Ненависти не было. Красный огонь перед глазами потух.
Сон валил его с ног, и Бес с почтеньем поглядел на сугроб: ух ты, какой пушистый… мягкий.
«Замерзну ведь на хер. Не лягу. Нет».
Ноги тяжело, чугунно впечатывались в корку льда, в навалы снега. Он скосил глаза. Брел мимо стройки, и чуть не упал через груду кирпичей, наполовину снегом заметенных. В вышине горел тусклый, как барсучий глаз, фонарь — забыли выключить. А может, работали тут ночью. И сейчас пошли немного выпить, отдохнуть, подремать в теплой каптерке у сторожа.
Глаз сам косил дальше, все вбок и вбок, и Бес увидел на земле банку, а в банке торчала кисть. Он наклонился, его чуть не вырвало, когда он пригнулся к земле. Вытащил кисть. Красная, густая на морозе краска капнула на снег, на лед: кап, кап.
«Не кисть, а флейц. Широкий. Щетка. Тонкая такими красила свою большую картинку, дипломную, в училище. Холст закрашивала. Делала фон. Или как это у них? Да, подмалевок».
Бес крякнул, плюнул на снег густой, соленой слюной. Взял банку с краской в застылую клешню. Флейц нес в другой руке, и с флейца в снег капала кровь.
Он хорошо, старательно выводил буквы. Письмена. Это письмена.
Каждый из нас пишет письмена. Каждый из нас умрет, но каждому важно, чтобы его услышали. Или увидели. И — полюбили.
Полюбили, ишь ты! А если тебя — возненавидят?
Начхать. Мы все пишем письмена. Чтобы — увидели. Чтобы — заплакали над ними.
Корявые. Глупые. Узорчатые. Красивенькие. Гадкие. Зверские. Железные. Ватные. Кровавые. Да, самые правдивые — кровавые, верно.
Их — издали видать.
А остальные? Чернилами по бумажке? А? Плакаты, газетки, листовки… картинки?

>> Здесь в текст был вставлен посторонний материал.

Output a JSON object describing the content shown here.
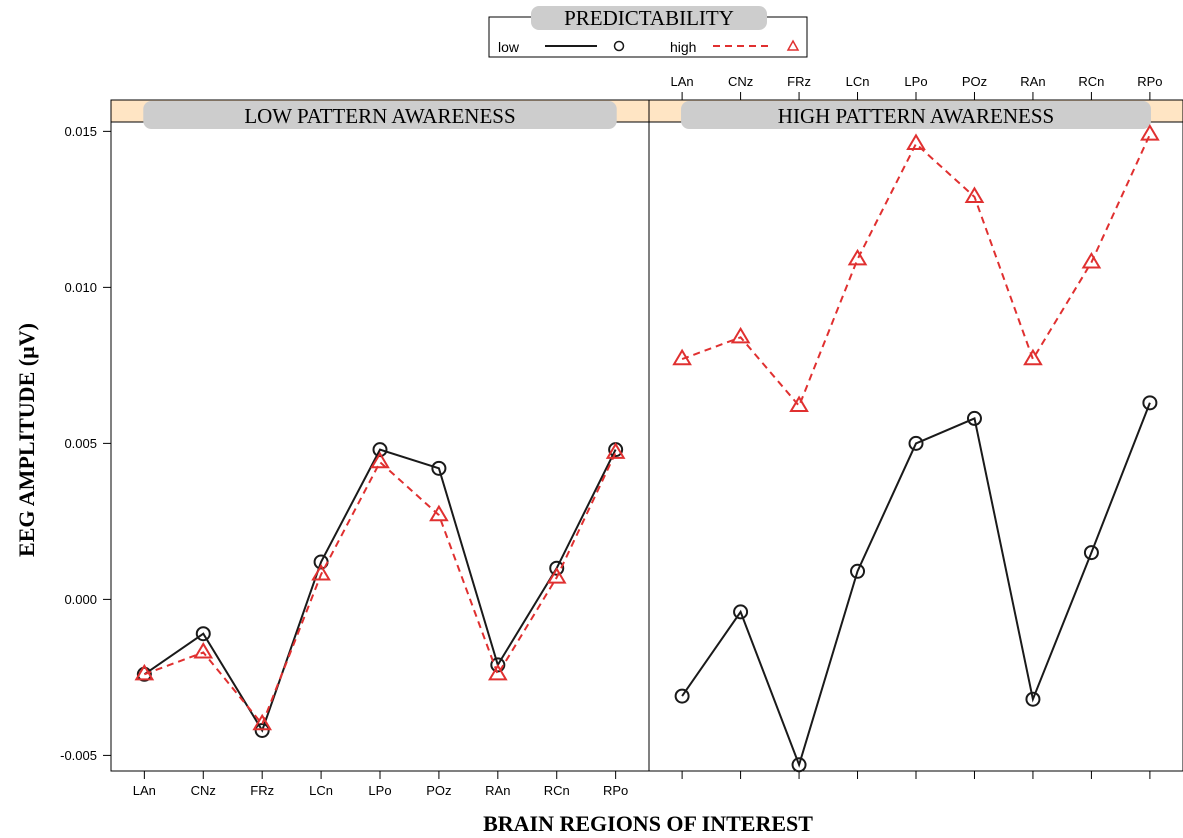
{
  "chart_data": {
    "type": "line",
    "title": "",
    "xlabel": "BRAIN REGIONS OF INTEREST",
    "ylabel": "EEG AMPLITUDE (µV)",
    "ylim": [
      -0.0055,
      0.0153
    ],
    "yticks": [
      -0.005,
      0.0,
      0.005,
      0.01,
      0.015
    ],
    "ytick_labels": [
      "-0.005",
      "0.000",
      "0.005",
      "0.010",
      "0.015"
    ],
    "categories": [
      "LAn",
      "CNz",
      "FRz",
      "LCn",
      "LPo",
      "POz",
      "RAn",
      "RCn",
      "RPo"
    ],
    "legend": {
      "title": "PREDICTABILITY",
      "placement": "top-center",
      "entries": [
        "low",
        "high"
      ]
    },
    "grid": false,
    "panels": [
      {
        "name": "LOW PATTERN AWARENESS",
        "series": [
          {
            "name": "low",
            "values": [
              -0.0024,
              -0.0011,
              -0.0042,
              0.0012,
              0.0048,
              0.0042,
              -0.0021,
              0.001,
              0.0048
            ]
          },
          {
            "name": "high",
            "values": [
              -0.0024,
              -0.0017,
              -0.004,
              0.0008,
              0.0044,
              0.0027,
              -0.0024,
              0.0007,
              0.0047
            ]
          }
        ]
      },
      {
        "name": "HIGH PATTERN AWARENESS",
        "series": [
          {
            "name": "low",
            "values": [
              -0.0031,
              -0.0004,
              -0.0053,
              0.0009,
              0.005,
              0.0058,
              -0.0032,
              0.0015,
              0.0063
            ]
          },
          {
            "name": "high",
            "values": [
              0.0077,
              0.0084,
              0.0062,
              0.0109,
              0.0146,
              0.0129,
              0.0077,
              0.0108,
              0.0149
            ]
          }
        ]
      }
    ]
  },
  "colors": {
    "low": "#1a1a1a",
    "high": "#e03030",
    "strip_bg": "#ffe5c4",
    "strip_label_bg": "#cdcdcd"
  }
}
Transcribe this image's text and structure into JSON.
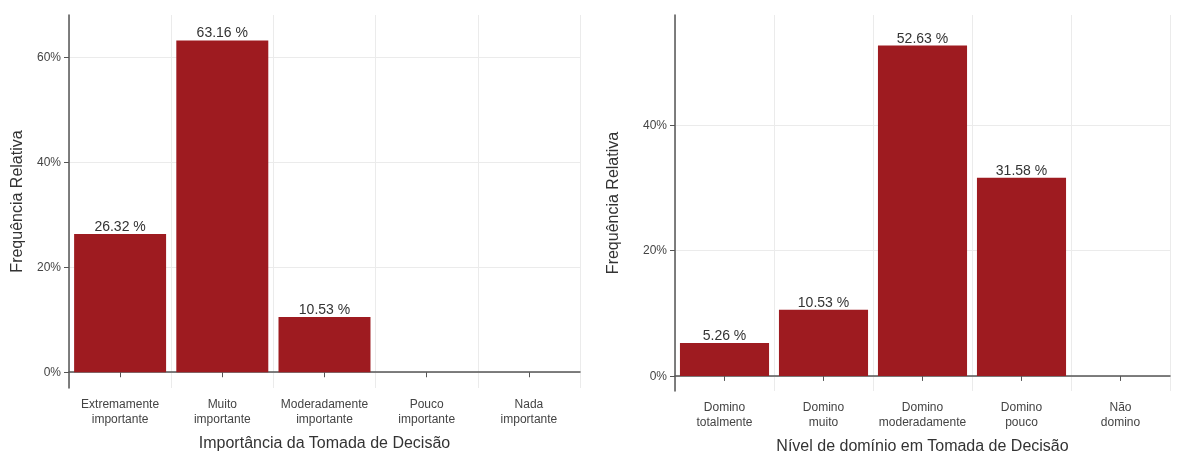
{
  "chart_data": [
    {
      "type": "bar",
      "xlabel": "Importância da Tomada de Decisão",
      "ylabel": "Frequência Relativa",
      "categories": [
        "Extremamente\nimportante",
        "Muito\nimportante",
        "Moderadamente\nimportante",
        "Pouco\nimportante",
        "Nada\nimportante"
      ],
      "values": [
        26.32,
        63.16,
        10.53,
        0,
        0
      ],
      "value_labels": [
        "26.32 %",
        "63.16 %",
        "10.53 %",
        null,
        null
      ],
      "color": "#9e1b20",
      "ylim": [
        -3,
        68
      ],
      "yticks": [
        {
          "value": 0,
          "label": "0%"
        },
        {
          "value": 20,
          "label": "20%"
        },
        {
          "value": 40,
          "label": "40%"
        },
        {
          "value": 60,
          "label": "60%"
        }
      ],
      "grid": true
    },
    {
      "type": "bar",
      "xlabel": "Nível de domínio em Tomada de Decisão",
      "ylabel": "Frequência Relativa",
      "categories": [
        "Domino\ntotalmente",
        "Domino\nmuito",
        "Domino\nmoderadamente",
        "Domino\npouco",
        "Não\ndomino"
      ],
      "values": [
        5.26,
        10.53,
        52.63,
        31.58,
        0
      ],
      "value_labels": [
        "5.26 %",
        "10.53 %",
        "52.63 %",
        "31.58 %",
        null
      ],
      "color": "#9e1b20",
      "ylim": [
        -2.4,
        57.5
      ],
      "yticks": [
        {
          "value": 0,
          "label": "0%"
        },
        {
          "value": 20,
          "label": "20%"
        },
        {
          "value": 40,
          "label": "40%"
        }
      ],
      "grid": true
    }
  ]
}
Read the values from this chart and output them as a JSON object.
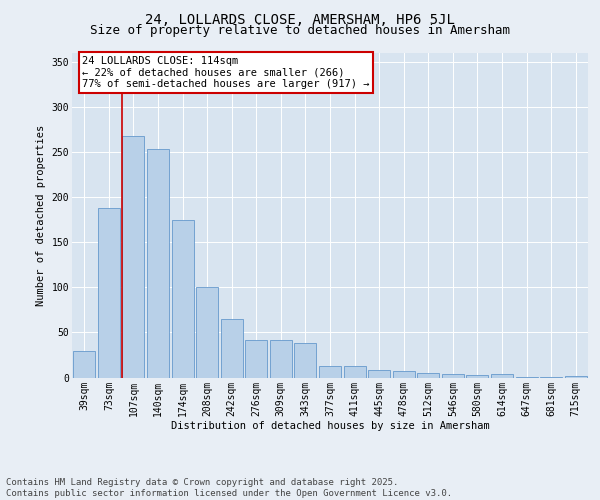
{
  "title": "24, LOLLARDS CLOSE, AMERSHAM, HP6 5JL",
  "subtitle": "Size of property relative to detached houses in Amersham",
  "xlabel": "Distribution of detached houses by size in Amersham",
  "ylabel": "Number of detached properties",
  "categories": [
    "39sqm",
    "73sqm",
    "107sqm",
    "140sqm",
    "174sqm",
    "208sqm",
    "242sqm",
    "276sqm",
    "309sqm",
    "343sqm",
    "377sqm",
    "411sqm",
    "445sqm",
    "478sqm",
    "512sqm",
    "546sqm",
    "580sqm",
    "614sqm",
    "647sqm",
    "681sqm",
    "715sqm"
  ],
  "values": [
    29,
    188,
    268,
    253,
    174,
    100,
    65,
    42,
    41,
    38,
    13,
    13,
    8,
    7,
    5,
    4,
    3,
    4,
    1,
    1,
    2
  ],
  "bar_color": "#b8d0e8",
  "bar_edge_color": "#6699cc",
  "ylim": [
    0,
    360
  ],
  "yticks": [
    0,
    50,
    100,
    150,
    200,
    250,
    300,
    350
  ],
  "vline_x_index": 2,
  "annotation_line1": "24 LOLLARDS CLOSE: 114sqm",
  "annotation_line2": "← 22% of detached houses are smaller (266)",
  "annotation_line3": "77% of semi-detached houses are larger (917) →",
  "annotation_box_color": "#ffffff",
  "annotation_box_edge": "#cc0000",
  "vline_color": "#cc0000",
  "bg_color": "#e8eef5",
  "plot_bg_color": "#d8e4f0",
  "footer_line1": "Contains HM Land Registry data © Crown copyright and database right 2025.",
  "footer_line2": "Contains public sector information licensed under the Open Government Licence v3.0.",
  "title_fontsize": 10,
  "subtitle_fontsize": 9,
  "annotation_fontsize": 7.5,
  "axis_label_fontsize": 7.5,
  "tick_fontsize": 7,
  "footer_fontsize": 6.5,
  "ylabel_fontsize": 7.5
}
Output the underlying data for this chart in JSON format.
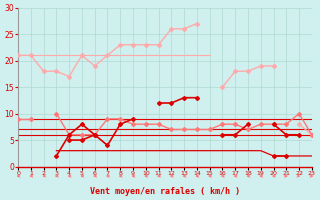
{
  "x": [
    0,
    1,
    2,
    3,
    4,
    5,
    6,
    7,
    8,
    9,
    10,
    11,
    12,
    13,
    14,
    15,
    16,
    17,
    18,
    19,
    20,
    21,
    22,
    23
  ],
  "background_color": "#cff0ee",
  "grid_color": "#b0d8d0",
  "color_light": "#ffaaaa",
  "color_medium": "#ff7777",
  "color_dark": "#dd0000",
  "color_darkest": "#aa0000",
  "series_rafales_high": [
    21,
    21,
    18,
    18,
    17,
    21,
    19,
    21,
    23,
    23,
    23,
    23,
    26,
    26,
    27,
    null,
    15,
    18,
    18,
    19,
    19,
    null,
    8,
    6
  ],
  "series_moy_flat": [
    21,
    21,
    21,
    21,
    21,
    21,
    21,
    21,
    21,
    21,
    21,
    21,
    21,
    21,
    21,
    21,
    null,
    null,
    null,
    null,
    null,
    null,
    null,
    null
  ],
  "series_medium": [
    9,
    9,
    null,
    10,
    6,
    6,
    6,
    9,
    9,
    8,
    8,
    8,
    7,
    7,
    7,
    7,
    8,
    8,
    7,
    8,
    8,
    8,
    10,
    6
  ],
  "series_flat_9": [
    9,
    9,
    9,
    9,
    9,
    9,
    9,
    9,
    9,
    9,
    9,
    9,
    9,
    9,
    9,
    9,
    9,
    9,
    9,
    9,
    9,
    9,
    9,
    9
  ],
  "series_flat_6": [
    6,
    6,
    6,
    6,
    6,
    6,
    6,
    6,
    6,
    6,
    6,
    6,
    6,
    6,
    6,
    6,
    6,
    6,
    6,
    6,
    6,
    6,
    6,
    6
  ],
  "series_flat_7": [
    7,
    7,
    7,
    7,
    7,
    7,
    7,
    7,
    7,
    7,
    7,
    7,
    7,
    7,
    7,
    7,
    7,
    7,
    7,
    7,
    7,
    7,
    7,
    7
  ],
  "series_dark1": [
    null,
    null,
    null,
    2,
    6,
    8,
    6,
    4,
    8,
    9,
    null,
    12,
    12,
    13,
    13,
    null,
    null,
    null,
    null,
    null,
    2,
    2,
    null,
    null
  ],
  "series_dark2": [
    null,
    null,
    null,
    null,
    5,
    5,
    6,
    null,
    null,
    null,
    null,
    null,
    null,
    null,
    null,
    null,
    6,
    6,
    8,
    null,
    8,
    6,
    6,
    null
  ],
  "series_flat_2": [
    null,
    null,
    null,
    3,
    3,
    3,
    3,
    3,
    3,
    3,
    3,
    3,
    3,
    3,
    3,
    3,
    3,
    3,
    3,
    3,
    2,
    2,
    2,
    2
  ],
  "xlabel": "Vent moyen/en rafales ( km/h )",
  "xlim": [
    0,
    23
  ],
  "ylim": [
    0,
    30
  ],
  "yticks": [
    0,
    5,
    10,
    15,
    20,
    25,
    30
  ],
  "xticks": [
    0,
    1,
    2,
    3,
    4,
    5,
    6,
    7,
    8,
    9,
    10,
    11,
    12,
    13,
    14,
    15,
    16,
    17,
    18,
    19,
    20,
    21,
    22,
    23
  ]
}
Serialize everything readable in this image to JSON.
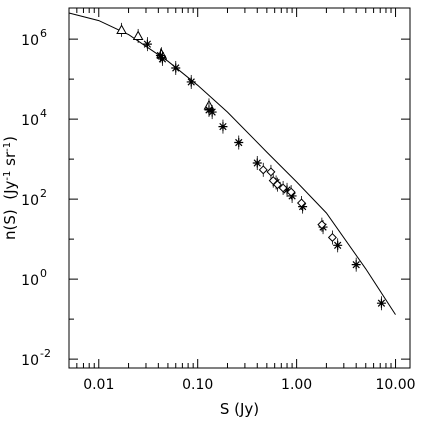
{
  "chart_data": {
    "type": "scatter",
    "xlabel": "S (Jy)",
    "ylabel": "n(S)  (Jy",
    "ylabel_sup1": "-1",
    "ylabel_mid": " sr",
    "ylabel_sup2": "-1",
    "ylabel_end": ")",
    "x_scale": "log",
    "y_scale": "log",
    "xlim": [
      0.005,
      14
    ],
    "ylim": [
      0.006,
      6000000
    ],
    "x_ticks": [
      {
        "value": 0.01,
        "label": "0.01"
      },
      {
        "value": 0.1,
        "label": "0.10"
      },
      {
        "value": 1,
        "label": "1.00"
      },
      {
        "value": 10,
        "label": "10.00"
      }
    ],
    "y_ticks": [
      {
        "value": 0.01,
        "base": "10",
        "exp": "-2"
      },
      {
        "value": 1,
        "base": "10",
        "exp": "0"
      },
      {
        "value": 100,
        "base": "10",
        "exp": "2"
      },
      {
        "value": 10000,
        "base": "10",
        "exp": "4"
      },
      {
        "value": 1000000,
        "base": "10",
        "exp": "6"
      }
    ],
    "grid": false,
    "series": [
      {
        "marker": "triangle",
        "points": [
          {
            "x": 0.017,
            "y": 1700000
          },
          {
            "x": 0.025,
            "y": 1200000
          },
          {
            "x": 0.043,
            "y": 420000
          },
          {
            "x": 0.13,
            "y": 22000
          }
        ]
      },
      {
        "marker": "asterisk",
        "points": [
          {
            "x": 0.031,
            "y": 750000
          },
          {
            "x": 0.042,
            "y": 390000
          },
          {
            "x": 0.044,
            "y": 320000
          },
          {
            "x": 0.06,
            "y": 190000
          },
          {
            "x": 0.086,
            "y": 85000
          },
          {
            "x": 0.13,
            "y": 17000
          },
          {
            "x": 0.14,
            "y": 15000
          },
          {
            "x": 0.18,
            "y": 6500
          },
          {
            "x": 0.26,
            "y": 2600
          },
          {
            "x": 0.4,
            "y": 800
          },
          {
            "x": 0.62,
            "y": 260
          },
          {
            "x": 0.8,
            "y": 170
          },
          {
            "x": 0.9,
            "y": 120
          },
          {
            "x": 1.15,
            "y": 65
          },
          {
            "x": 1.85,
            "y": 20
          },
          {
            "x": 2.6,
            "y": 7
          },
          {
            "x": 4.0,
            "y": 2.3
          },
          {
            "x": 7.2,
            "y": 0.25
          }
        ]
      },
      {
        "marker": "diamond",
        "points": [
          {
            "x": 0.46,
            "y": 540
          },
          {
            "x": 0.55,
            "y": 480
          },
          {
            "x": 0.58,
            "y": 290
          },
          {
            "x": 0.64,
            "y": 230
          },
          {
            "x": 0.73,
            "y": 190
          },
          {
            "x": 0.88,
            "y": 150
          },
          {
            "x": 1.12,
            "y": 80
          },
          {
            "x": 1.8,
            "y": 23
          },
          {
            "x": 2.3,
            "y": 11
          }
        ]
      }
    ],
    "fit_curve": [
      {
        "x": 0.005,
        "y": 4500000
      },
      {
        "x": 0.01,
        "y": 2900000
      },
      {
        "x": 0.02,
        "y": 1300000
      },
      {
        "x": 0.05,
        "y": 280000
      },
      {
        "x": 0.1,
        "y": 70000
      },
      {
        "x": 0.2,
        "y": 15000
      },
      {
        "x": 0.5,
        "y": 1500
      },
      {
        "x": 1,
        "y": 270
      },
      {
        "x": 2,
        "y": 45
      },
      {
        "x": 5,
        "y": 1.8
      },
      {
        "x": 10,
        "y": 0.13
      }
    ]
  }
}
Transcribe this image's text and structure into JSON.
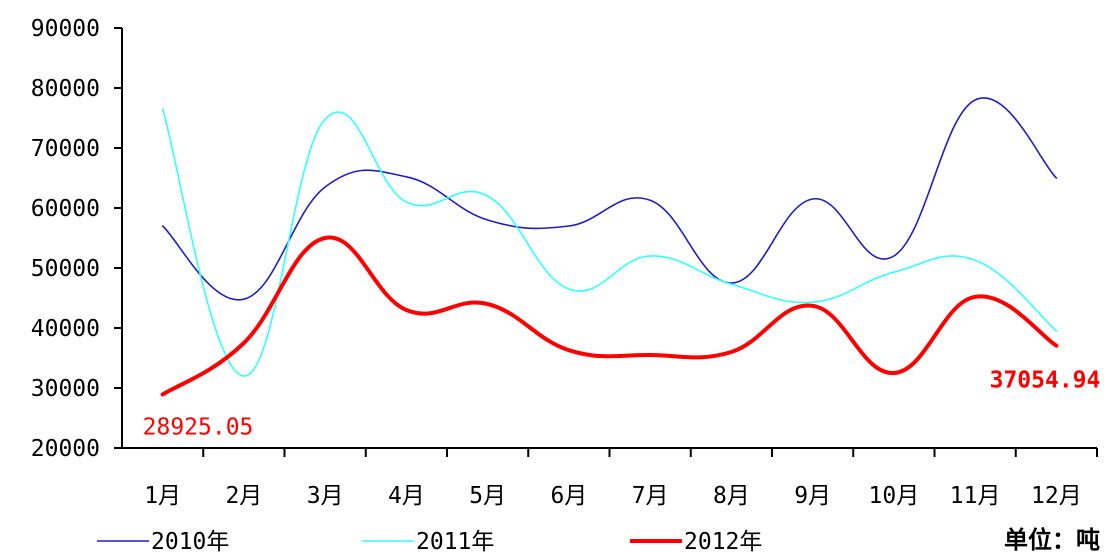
{
  "chart_data": {
    "type": "line",
    "title": "",
    "categories": [
      "1月",
      "2月",
      "3月",
      "4月",
      "5月",
      "6月",
      "7月",
      "8月",
      "9月",
      "10月",
      "11月",
      "12月"
    ],
    "ylim": [
      20000,
      90000
    ],
    "yticks": [
      "90000",
      "80000",
      "70000",
      "60000",
      "50000",
      "40000",
      "30000",
      "20000"
    ],
    "grid": false,
    "legend_position": "bottom",
    "unit_label": "单位：吨",
    "series": [
      {
        "name": "2010年",
        "color": "#1f1fbf",
        "values": [
          57000,
          44800,
          63500,
          65200,
          58000,
          57000,
          61300,
          47500,
          61500,
          52000,
          78000,
          65000
        ]
      },
      {
        "name": "2011年",
        "color": "#33ffff",
        "values": [
          76500,
          32000,
          74800,
          61000,
          62000,
          46500,
          52000,
          47300,
          44300,
          49300,
          51300,
          39500
        ]
      },
      {
        "name": "2012年",
        "color": "#ff0000",
        "values": [
          28925.05,
          37500,
          55000,
          43000,
          44000,
          36300,
          35500,
          36000,
          43700,
          32500,
          45200,
          37054.94
        ]
      }
    ],
    "data_labels": [
      {
        "series": "2012年",
        "index": 0,
        "text": "28925.05"
      },
      {
        "series": "2012年",
        "index": 11,
        "text": "37054.94"
      }
    ]
  }
}
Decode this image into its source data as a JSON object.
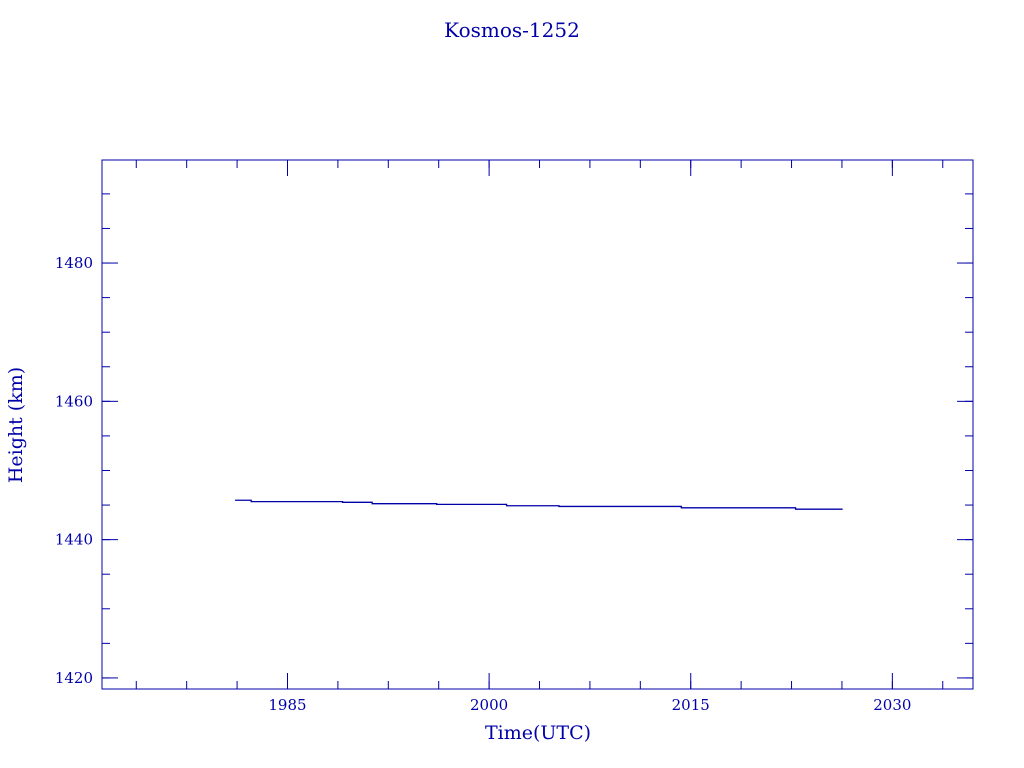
{
  "chart_data": {
    "type": "line",
    "title": "Kosmos-1252",
    "xlabel": "Time(UTC)",
    "ylabel": "Height (km)",
    "xlim": [
      1971.2,
      2036.0
    ],
    "ylim": [
      1418.4,
      1494.9
    ],
    "x_major_ticks": [
      1985,
      2000,
      2015,
      2030
    ],
    "x_minor_step": 3.75,
    "y_major_ticks": [
      1420,
      1440,
      1460,
      1480
    ],
    "y_minor_step": 5,
    "grid": false,
    "color": "#0000a8",
    "series": [
      {
        "x": [
          1981.1,
          1982.3,
          1982.3,
          1989.1,
          1989.1,
          1991.3,
          1991.3,
          1996.1,
          1996.1,
          2001.3,
          2001.3,
          2005.2,
          2005.2,
          2014.3,
          2014.3,
          2022.8,
          2022.8,
          2026.3
        ],
        "y": [
          1445.7,
          1445.7,
          1445.5,
          1445.5,
          1445.4,
          1445.4,
          1445.2,
          1445.2,
          1445.1,
          1445.1,
          1444.9,
          1444.9,
          1444.8,
          1444.8,
          1444.6,
          1444.6,
          1444.4,
          1444.4
        ]
      }
    ]
  }
}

Он вспомнил сивую девчонку с пацаненком на партийной хате. И голую, синюю тяжелую грудь, и беззубый орущий ротик мальчонки. Мамашка плакаты малевала. Для рабочих. Для каких — рабочих? Омон стачку разогнал. Плакаты запхали в урну. И никто не прочитал письмена.
Врешь! Прочитали! Кому надо — прочитали!
— Письмена, — пробормотал Бес, елозя на коленях по мерзлому асфальту с кровавым флейцем в ледяном кулаке. — Прочитают. Врешь. Прочитают.
Букву «Л» он рисовал минут десять. Букву «Ю» — минут пятнадцать. С передыхом. С перекуром.
Сигарета только сначала спасала от тошноты. Потом мутило еще хлеще. Он все плевал, плевал на снег, а рот все наполнялся, наливался ртутной слюной.
Когда он выводил, на асфальте, своей кровью, букву «Б», он тихо засмеялся.
Когда вывел еще «Л» — кинул флейц, подполз на коленях к сугробу и засунул в сугроб свою мотающуюся, с железными катышками снежной крупки в дегтярных волосах, бедную голову. Его рвало беспощадно, и он подумал, что умирает.
Письмена, я допишу вас. Красные мои. Родные.
Он набрал в ладони снега и крепко, отчаянно растер себе лицо. Он тер себе лицо, пока щеки, нос, лоб, подбородок не начали болеть и гореть. Он, как собака, закопал свою блевотину скрюченными руками, ошметками злого питерского снега.
«Ю», последняя. «Ю», великая. Если я успел тебя написать, «Ю», — я не помру. Я еще поживу.
В крови выпачкались его грязные штаны. В крови выпачкалась куртка. В крови, навек засохшей, были его ладони, его щеки, его лоб и подбородок. Он смеялся. Он заливался на морозе, среди каменных чудовищ, среди северной пустой ночи, диким, победным смехом. Он смог. Он успел. Он написал свои письмена.
4Паоло пригласил Тонкую на просмотр своего фильма, снятого на улицах Питера. Фильм крутили не в кинотеатре, а на квартире у друзей итальянца. Тонкая приоделась. Она волновалась. «Итальянский кинорежиссер приводит на просмотр свою девочку, студентку Академии художеств», — так торжественно думала она о них обоих, и ее тонкую птичью грудку переполняла странная, кичливая, нехорошая гордость — вот она какая, Тонкая, молодец, иноземную пташку словила.
Она сейчас с Паоло не спала: врач запретил после того, что с ней сделал.
Живот больше не болел. Слез больше не было.
Она их выплакала быстро и незаметно.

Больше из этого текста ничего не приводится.